The next step will be to put in a plan to start capturing high entropy hints to determine if this will replicate the information we get from the current useragent. This solution (if selected as the way forward) will result in some dataloss which will need to be evaluated during the experimentation process.

If you all need a CU to test/provide feedback, I would be happy to volunteer!

Another update here.

We have put together a patch to collect the high entropy hints - Specifically Sec-CH-UA-Bitness, Sec-CH-UA-Full-Version-List, Sec-CH-UA-Full-Version, Sec-CH-UA-Platform, Sec-CH-UA, Sec-CH-UA-Arch, Sec-CH-UA-Platform-Version, Sec-CH-UA-Mobile, and Sec-CH-UA-Model (In addition to the low entropy hints) and add them to the web requests table. Once deployed we will evaluate the solution to determine if we can reach data equivalency and determine what the dataloss might be.

Quick update:

After some delay with testing and resourcing the Patch is ready to be deployed. Once landed we can report back on our findings.

Quick update:

Patch was finally deployed and we started collecting data as of April 5th in the wmf web requests table.
Goal now is the perform and validate some analysis over a weeks worth of data to estimate data loss and scope required data changes.

Following a discussion that happened here: https://phabricator.wikimedia.org/T257893#8573050 - This work has been paused until further notice.

Checking in on the status of this issue. @Mayakp.wiki detected a large spike in pageviews that were being tagged as automated but look pretty clearly like human traffic (see T310846#8809323). The cause seems to be that the implementation by Chrome of the more generic user-agent seems to finally be rolling out in a substantial way (timeline) and so is breaking at least the bot detection pipelines in pretty significant ways. It seems the UA hints were dropped as it wasn't clear that we should be using them or that they would be of much benefit. Likely worth revisiting this conversation or considering alternatives though.

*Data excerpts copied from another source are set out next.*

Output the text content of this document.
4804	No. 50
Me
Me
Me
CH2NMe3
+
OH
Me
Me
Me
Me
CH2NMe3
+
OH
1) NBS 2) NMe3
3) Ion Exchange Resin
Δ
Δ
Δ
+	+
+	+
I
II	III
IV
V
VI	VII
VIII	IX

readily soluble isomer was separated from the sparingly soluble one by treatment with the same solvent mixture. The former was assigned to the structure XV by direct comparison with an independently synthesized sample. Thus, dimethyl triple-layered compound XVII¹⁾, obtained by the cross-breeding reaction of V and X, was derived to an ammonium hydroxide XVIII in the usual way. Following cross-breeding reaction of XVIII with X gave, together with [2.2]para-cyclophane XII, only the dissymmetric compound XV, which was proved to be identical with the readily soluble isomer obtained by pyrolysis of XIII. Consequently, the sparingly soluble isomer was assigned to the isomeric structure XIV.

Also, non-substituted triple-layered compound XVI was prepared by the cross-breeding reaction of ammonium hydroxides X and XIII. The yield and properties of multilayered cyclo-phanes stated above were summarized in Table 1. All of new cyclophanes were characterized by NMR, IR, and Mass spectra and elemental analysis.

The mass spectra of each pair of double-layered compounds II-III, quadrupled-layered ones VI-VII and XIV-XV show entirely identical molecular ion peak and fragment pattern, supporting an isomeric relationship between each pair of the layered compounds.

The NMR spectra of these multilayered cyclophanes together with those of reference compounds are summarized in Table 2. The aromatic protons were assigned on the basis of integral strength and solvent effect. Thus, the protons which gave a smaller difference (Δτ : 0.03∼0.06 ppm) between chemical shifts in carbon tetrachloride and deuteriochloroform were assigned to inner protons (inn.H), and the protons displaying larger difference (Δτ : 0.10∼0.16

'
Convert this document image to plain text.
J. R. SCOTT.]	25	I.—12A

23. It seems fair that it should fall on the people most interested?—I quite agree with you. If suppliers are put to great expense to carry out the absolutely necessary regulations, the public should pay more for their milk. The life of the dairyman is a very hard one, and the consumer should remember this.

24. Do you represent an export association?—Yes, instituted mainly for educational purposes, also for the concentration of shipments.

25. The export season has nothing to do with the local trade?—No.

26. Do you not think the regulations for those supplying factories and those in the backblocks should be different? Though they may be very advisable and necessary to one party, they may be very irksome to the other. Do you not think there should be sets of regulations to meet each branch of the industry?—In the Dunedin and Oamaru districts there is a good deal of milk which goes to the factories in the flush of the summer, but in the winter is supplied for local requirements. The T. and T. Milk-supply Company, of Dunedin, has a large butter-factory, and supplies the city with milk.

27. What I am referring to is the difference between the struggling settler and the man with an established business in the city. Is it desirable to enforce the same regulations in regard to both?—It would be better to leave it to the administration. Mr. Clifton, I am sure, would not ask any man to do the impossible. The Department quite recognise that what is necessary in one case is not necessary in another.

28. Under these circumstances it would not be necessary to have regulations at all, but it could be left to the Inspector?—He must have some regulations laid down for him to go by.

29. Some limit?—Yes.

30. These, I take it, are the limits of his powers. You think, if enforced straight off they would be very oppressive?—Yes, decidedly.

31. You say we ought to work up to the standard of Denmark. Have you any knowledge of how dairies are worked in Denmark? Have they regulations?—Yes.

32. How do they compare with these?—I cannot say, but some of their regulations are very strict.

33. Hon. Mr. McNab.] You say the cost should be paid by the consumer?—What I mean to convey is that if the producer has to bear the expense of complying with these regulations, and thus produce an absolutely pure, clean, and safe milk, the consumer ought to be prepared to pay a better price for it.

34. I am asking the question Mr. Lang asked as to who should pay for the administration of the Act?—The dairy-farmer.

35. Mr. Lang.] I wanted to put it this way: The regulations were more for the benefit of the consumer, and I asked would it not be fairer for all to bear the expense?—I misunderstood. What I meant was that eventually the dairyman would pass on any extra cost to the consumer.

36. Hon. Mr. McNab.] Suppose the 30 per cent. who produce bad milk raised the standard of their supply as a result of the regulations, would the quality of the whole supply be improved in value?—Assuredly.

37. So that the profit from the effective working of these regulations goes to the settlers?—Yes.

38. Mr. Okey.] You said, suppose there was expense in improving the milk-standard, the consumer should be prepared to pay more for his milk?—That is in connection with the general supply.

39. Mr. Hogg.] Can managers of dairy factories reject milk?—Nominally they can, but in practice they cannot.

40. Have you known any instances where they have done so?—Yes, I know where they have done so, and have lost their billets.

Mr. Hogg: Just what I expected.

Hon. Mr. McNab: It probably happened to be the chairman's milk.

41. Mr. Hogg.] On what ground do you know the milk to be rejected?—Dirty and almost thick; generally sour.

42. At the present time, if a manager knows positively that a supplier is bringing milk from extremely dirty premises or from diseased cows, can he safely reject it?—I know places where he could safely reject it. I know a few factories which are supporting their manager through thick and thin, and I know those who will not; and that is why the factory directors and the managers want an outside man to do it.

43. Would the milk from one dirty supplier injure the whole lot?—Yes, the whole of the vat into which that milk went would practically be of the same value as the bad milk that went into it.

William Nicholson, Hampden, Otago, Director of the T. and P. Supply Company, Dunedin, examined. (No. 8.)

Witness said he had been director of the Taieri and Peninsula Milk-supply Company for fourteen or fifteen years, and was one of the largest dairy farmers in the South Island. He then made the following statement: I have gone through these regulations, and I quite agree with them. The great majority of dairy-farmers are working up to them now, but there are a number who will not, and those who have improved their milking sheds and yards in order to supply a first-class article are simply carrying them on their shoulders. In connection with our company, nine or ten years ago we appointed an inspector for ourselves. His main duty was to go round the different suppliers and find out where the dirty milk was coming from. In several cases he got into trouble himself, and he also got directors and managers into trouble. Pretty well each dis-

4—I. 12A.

@IsaacJ indeed, I believe the bot detection was one consequence we were not expecting, I think this raises the Analytics impact significantly.

UPDATE: A quick initial check showed us that while user agent string entropy is dropping fast, it does not significantly affect our custom actor signature entropy too much, as most of that is based on IP. We are still investigating.

@DAbad: Resetting Due Date set for this open task as it passed a while ago.

@DAbad should merge this task into T242825: Deal with Google Chrome User-Agent deprecation? AIUI they have the same scope, except that this one is tagged with Foundational Technology Requests. There is some conversation happening here that is not happening in T242825; it'd be nice to reduce fragmentation if it's not necessary.

I propose to close this and T242825: Deal with Google Chrome User-Agent deprecation. Related tasks can be tracked in Google-Chrome-User-Agent-Deprecation.

Marking this as resolved.